Dengan kemuliaan kita mendapat
kehormatan dan dengan kehormatan kita
memperoleh kebenaran”
(Yajur veda XIX.30).
Dalam menjalankan yoga ada tahap-tahap
yang harus ditempuh yang disebut dengan Astāngga yoga. Maksudnya adalah delapan
tahapan yang ditempuh dalam melaksanakan yoga. Adapun bagian-bagian dari
Astāngga yoga yaitu yama (pengendalian diri unsur jasmani), nyama (pengendalian
diri unsur-unsur rohani), asana (sikap tubuh), pranayama (latihan pernafasan),
pratyahara (menarik semua indrinya ke dalam), dharana (telah memutuskan untuk
memusatkan diri dengan Tuhan), dhyana (mulai meditasi dan merenungkan diri
serta nama Sang Hyang Widhi Wasa), dan Samadhi (telah mendekatkan diri, menyatu
atau kesendirian yang sempurna atau merealisasikan diri). Di bawah ini
dijelaskan bagian-bagian dari Astāngga yoga yang dimaksud antara lain sebagai
berikut:
Panca Yama Brata adalah lima pengendalian diri tingkat jasmani yang harus dilakukan tanpa kecuali. Gagal melakukan pantangan dasar ini maka seseorang tidak akan pernah bisa mencapai tingkatan berikutnya. Penjabaran kelima Yama Bratha ini diuraikan dengan jelas dalam patanjali yoga sūtra II.35 – 39.

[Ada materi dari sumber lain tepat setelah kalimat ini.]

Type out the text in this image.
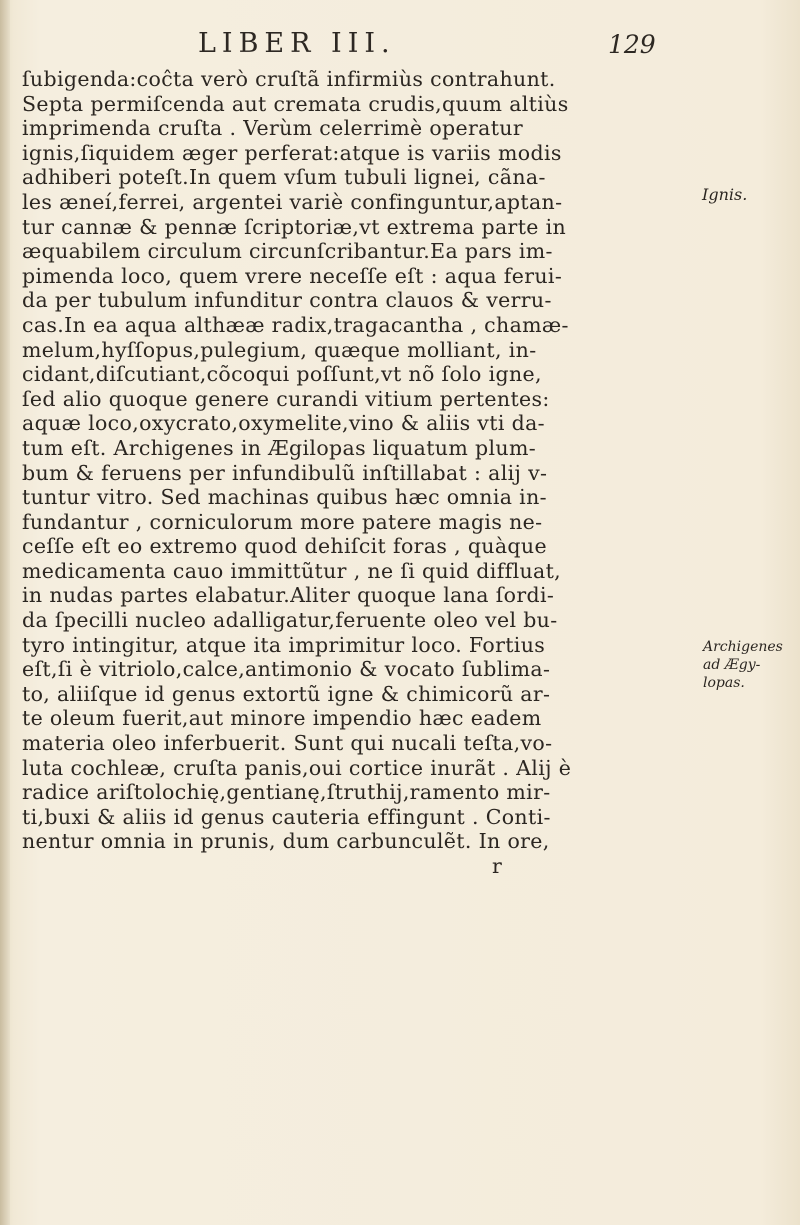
LIBER III.	129
ſubigenda:coĉta verò cruſtã infirmiùs contrahunt.
Septa permiſcenda aut cremata crudis,quum altiùs
imprimenda cruſta . Verùm celerrimè operatur
ignis,ſiquidem æger perferat:atque is variis modis
adhiberi poteſt.In quem vſum tubuli lignei, cãna-
les æneí,ferrei, argentei variè confinguntur,aptan-
tur cannæ & pennæ ſcriptoriæ,vt extrema parte in
æquabilem circulum circunſcribantur.Ea pars im-
pimenda loco, quem vrere neceſſe eſt : aqua ferui-
da per tubulum infunditur contra clauos & verru-
cas.In ea aqua althææ radix,tragacantha , chamæ-
melum,hyſſopus,pulegium, quæque molliant, in-
cidant,diſcutiant,cõcoqui poſſunt,vt nõ ſolo igne,
ſed alio quoque genere curandi vitium pertentes:
aquæ loco,oxycrato,oxymelite,vino & aliis vti da-
tum eſt. Archigenes in Ægilopas liquatum plum-
bum & feruens per infundibulũ inſtillabat : alij v-
tuntur vitro. Sed machinas quibus hæc omnia in-
fundantur , corniculorum more patere magis ne-
ceſſe eſt eo extremo quod dehiſcit foras , quàque
medicamenta cauo immittũtur , ne ſi quid diffluat,
in nudas partes elabatur.Aliter quoque lana ſordi-
da ſpecilli nucleo adalligatur,feruente oleo vel bu-
tyro intingitur, atque ita imprimitur loco. Fortius
eſt,ſi è vitriolo,calce,antimonio & vocato ſublima-
to, aliiſque id genus extortũ igne & chimicorũ ar-
te oleum fuerit,aut minore impendio hæc eadem
materia oleo inferbuerit. Sunt qui nucali teſta,vo-
luta cochleæ, cruſta panis,oui cortice inurãt . Alij è
radice ariſtolochię,gentianę,ſtruthij,ramento mir-
ti,buxi & aliis id genus cauteria effingunt . Conti-
nentur omnia in prunis, dum carbunculẽt. In ore,
r
Ignis.
Archigenes
ad Ægy-
lopas.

- Ahimsa atau tanpa kekerasan. Jangan melukai mahluk lain manapun dalam pikiran, perbuatan atau perkataan (Patanjali Yoga Sūtra II.35).
- Satya atau kejujuran/kebenaran dalam pikiran, perkataan dan perbuatan, atau pantangan akan kecurangan, penipuan dan kepalsuan (Patanjali Yoga Sūtra II.36).
- Astya atau pantang menginginkan segala sesuatu yang bukan miliknya sendiri. Atau dengan kata lain pantang melakukan pencurian baik hanya dalam pikiran, perkataan apalagi dalam perbuatan (Patanjali Yoga Sūtra II.37).
- Brahmacarya atau berpantang kenikmatan seksual (Patanjali Yoga Sūtra II.38).
- Aparigraha atau pantang akan kemewahan; seorang praktisi yoga (yogin) harus hidup sederhana (Patanjali Yoga Sūtra II.38).
Panca
Yama Brata adalah lima pengendalian diri tingkat rohani dan sebagai pendukung
dari pantangan dasar sebelumnya diuraikan dalam Patanjali Yoga Sūtra
II.40-45.
- Sauca, kebersihan lahir batin. Lambat laun seseorang yang menekuni prinsip ini akan mulai mengesampingkan kontak fisik dengan badan orang lain dan membunuh nafsu yang mengakibatkan kekotoran dari kontak fisik tersebut (Patanjali Yoga Sūtra II.40). Sauca juga menganjurkan kebajikan sattvasuddi atau pembersihan kecerdasan untuk membedakan hal-hal berikut : Saumanasya atau keriangan hati, Ekagrata atau pemusatan pikiran, Indriajaya atau pengawasan nafsu-nafsu, Atmadarsana atau realisasi diri (Patanjali Yoga Sūtra II.41).
- Santosa atau kepuasan. Hal ini dapat membawa praktisi yoga ke dalam kesenangan yang tidak terkatakan. Dikatakan dalam kepuasan terdapat tingkat kesenangan transendental (Patanjali Yoga Sūtra II.42).
- Tapa atau mengekang. Melalui pantangan tubuh dan pikiran akan menjadi kuat dan terbebas dari noda dalam aspek spiritual (Patanjali Yoga Sūtra II.43).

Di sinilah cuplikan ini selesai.